Monday, Nov. 23, 1942
New Side of Bacon
For more than two decades Artist Peggy Bacon has been impartially decapitating friend & foe with neat strokes of her pen, pastel and pencil. She has also illustrated children's books. Last week a huge retrospective exhibition of Baconiana at Manhattan's Associated American Artists Galleries gave gallery-goers a chance to see what her art added up to. Of 142 exhibits, covering the walls of four large rooms, Bacon-lovers saw 35 pastels (including twelve caricatures of men & women who nevertheless remain Miss Bacon's friends), 74 drypoints (including The Socialist Meeting and Backstairs Gossip), 13 etchings (including Colored Folks and Mad About Dancing), twelve lithographs (including caricatures of Heywood Broun and Mayor LaGuardia), eight drawings.

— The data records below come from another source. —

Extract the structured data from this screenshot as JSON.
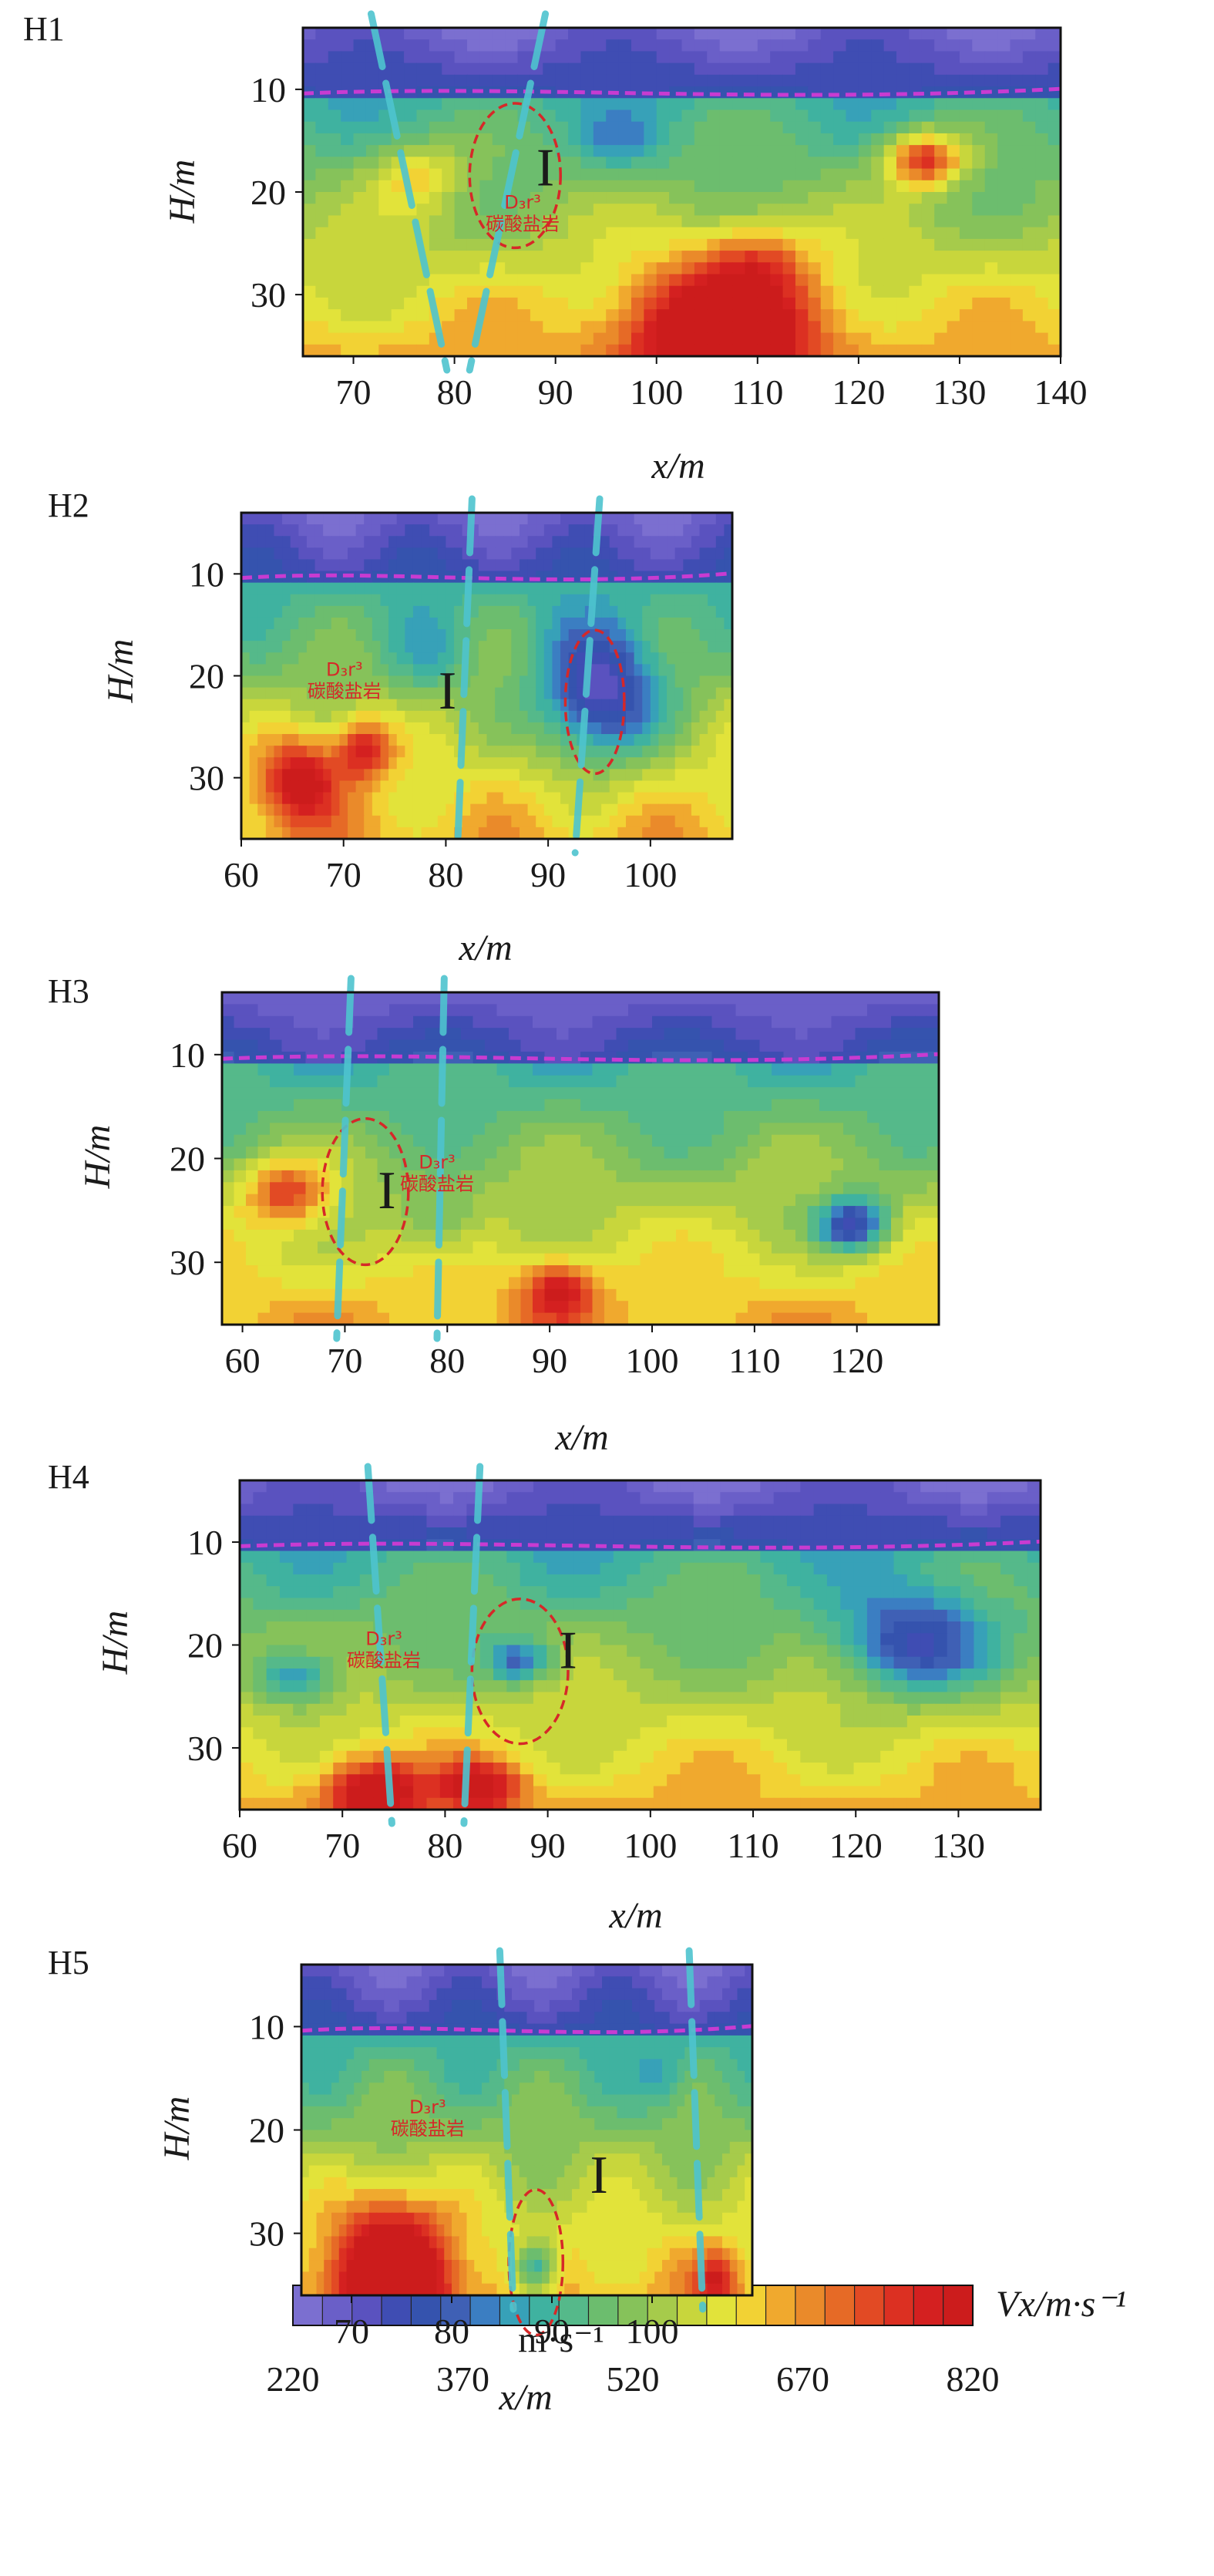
{
  "figure": {
    "zone_label": "I",
    "rock_label_line1": "D₃r³",
    "rock_label_line2": "碳酸盐岩",
    "overlay_label": "m·s⁻¹"
  },
  "colorbar": {
    "label": "Vx/m·s⁻¹",
    "ticks": [
      "220",
      "370",
      "520",
      "670",
      "820"
    ],
    "range": [
      220,
      820
    ],
    "colors": [
      "#7b6fd0",
      "#6a5fc8",
      "#5a52bf",
      "#3f4db3",
      "#3553ae",
      "#3f60b5",
      "#3b7ec2",
      "#37a1b8",
      "#3fb2a0",
      "#55b98a",
      "#6cbd6e",
      "#86c25a",
      "#a6cb4b",
      "#c8d63c",
      "#e2e33a",
      "#f2d234",
      "#f0a92e",
      "#ea8a2a",
      "#e66a26",
      "#e24a24",
      "#dc3022",
      "#d42020",
      "#cc1c1c"
    ]
  },
  "chart_data": [
    {
      "type": "heatmap",
      "panel": "H1",
      "title": "H1",
      "xlabel": "x/m",
      "ylabel": "H/m",
      "xlim": [
        65,
        140
      ],
      "ylim": [
        4,
        36
      ],
      "xticks": [
        "70",
        "80",
        "90",
        "100",
        "110",
        "120",
        "130",
        "140"
      ],
      "yticks": [
        "10",
        "20",
        "30"
      ],
      "zone": "I",
      "rock_label": "D₃r³ 碳酸盐岩"
    },
    {
      "type": "heatmap",
      "panel": "H2",
      "title": "H2",
      "xlabel": "x/m",
      "ylabel": "H/m",
      "xlim": [
        60,
        108
      ],
      "ylim": [
        4,
        36
      ],
      "xticks": [
        "60",
        "70",
        "80",
        "90",
        "100"
      ],
      "yticks": [
        "10",
        "20",
        "30"
      ],
      "zone": "I",
      "rock_label": "D₃r³ 碳酸盐岩"
    },
    {
      "type": "heatmap",
      "panel": "H3",
      "title": "H3",
      "xlabel": "x/m",
      "ylabel": "H/m",
      "xlim": [
        58,
        128
      ],
      "ylim": [
        4,
        36
      ],
      "xticks": [
        "60",
        "70",
        "80",
        "90",
        "100",
        "110",
        "120"
      ],
      "yticks": [
        "10",
        "20",
        "30"
      ],
      "zone": "I",
      "rock_label": "D₃r³ 碳酸盐岩"
    },
    {
      "type": "heatmap",
      "panel": "H4",
      "title": "H4",
      "xlabel": "x/m",
      "ylabel": "H/m",
      "xlim": [
        60,
        138
      ],
      "ylim": [
        4,
        36
      ],
      "xticks": [
        "60",
        "70",
        "80",
        "90",
        "100",
        "110",
        "120",
        "130"
      ],
      "yticks": [
        "10",
        "20",
        "30"
      ],
      "zone": "I",
      "rock_label": "D₃r³ 碳酸盐岩"
    },
    {
      "type": "heatmap",
      "panel": "H5",
      "title": "H5",
      "xlabel": "x/m",
      "ylabel": "H/m",
      "xlim": [
        65,
        110
      ],
      "ylim": [
        4,
        36
      ],
      "xticks": [
        "70",
        "80",
        "90",
        "100"
      ],
      "yticks": [
        "10",
        "20",
        "30"
      ],
      "zone": "I",
      "rock_label": "D₃r³ 碳酸盐岩"
    }
  ]
}
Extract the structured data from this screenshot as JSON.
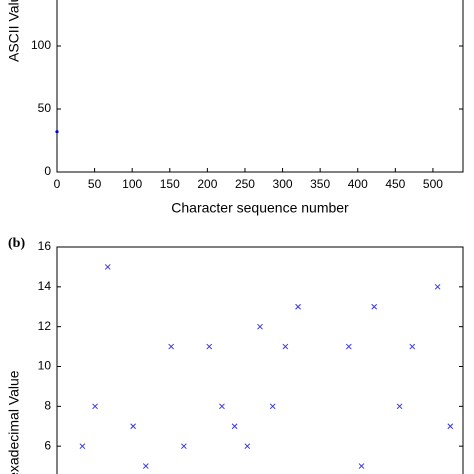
{
  "chart_data": [
    {
      "type": "scatter",
      "marker": "dot",
      "ylabel": "ASCII Value",
      "xlabel": "Character sequence number",
      "x": [
        0
      ],
      "values": [
        32
      ],
      "color": "#0000cc",
      "xlim": [
        0,
        540
      ],
      "xticks": [
        0,
        50,
        100,
        150,
        200,
        250,
        300,
        350,
        400,
        450,
        500
      ],
      "ylim": [
        0,
        150
      ],
      "yticks": [
        0,
        50,
        100
      ]
    },
    {
      "type": "scatter",
      "marker": "x",
      "panel_label": "(b)",
      "ylabel": "Hexadecimal Value",
      "x": [
        2,
        3,
        4,
        6,
        7,
        9,
        10,
        12,
        13,
        14,
        15,
        16,
        17,
        18,
        19,
        23,
        24,
        25,
        27,
        28,
        30,
        31
      ],
      "values": [
        6,
        8,
        15,
        7,
        5,
        11,
        6,
        11,
        8,
        7,
        6,
        12,
        8,
        11,
        13,
        11,
        5,
        13,
        8,
        11,
        14,
        7
      ],
      "color": "#3333ee",
      "xlim": [
        0,
        32
      ],
      "ylim": [
        4,
        16
      ],
      "yticks": [
        6,
        8,
        10,
        12,
        14,
        16
      ]
    }
  ]
}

But the emphasis in this show was not on caricature. A less famous side of Artist Bacon's work was revealed in her increasingly Daumier-like preoccupation with the seamier side of life. Like Honore Daumier, with whose work hers has often been compared, Peggy Bacon has descended the social ladder to portray Manhattan's grimmest alleys, its courtrooms, bars, garish streets at night, garbage cans crawling with kittens, drunks at home the morning-after. Result: her art is more inclusive and more subtle without becoming less satiric.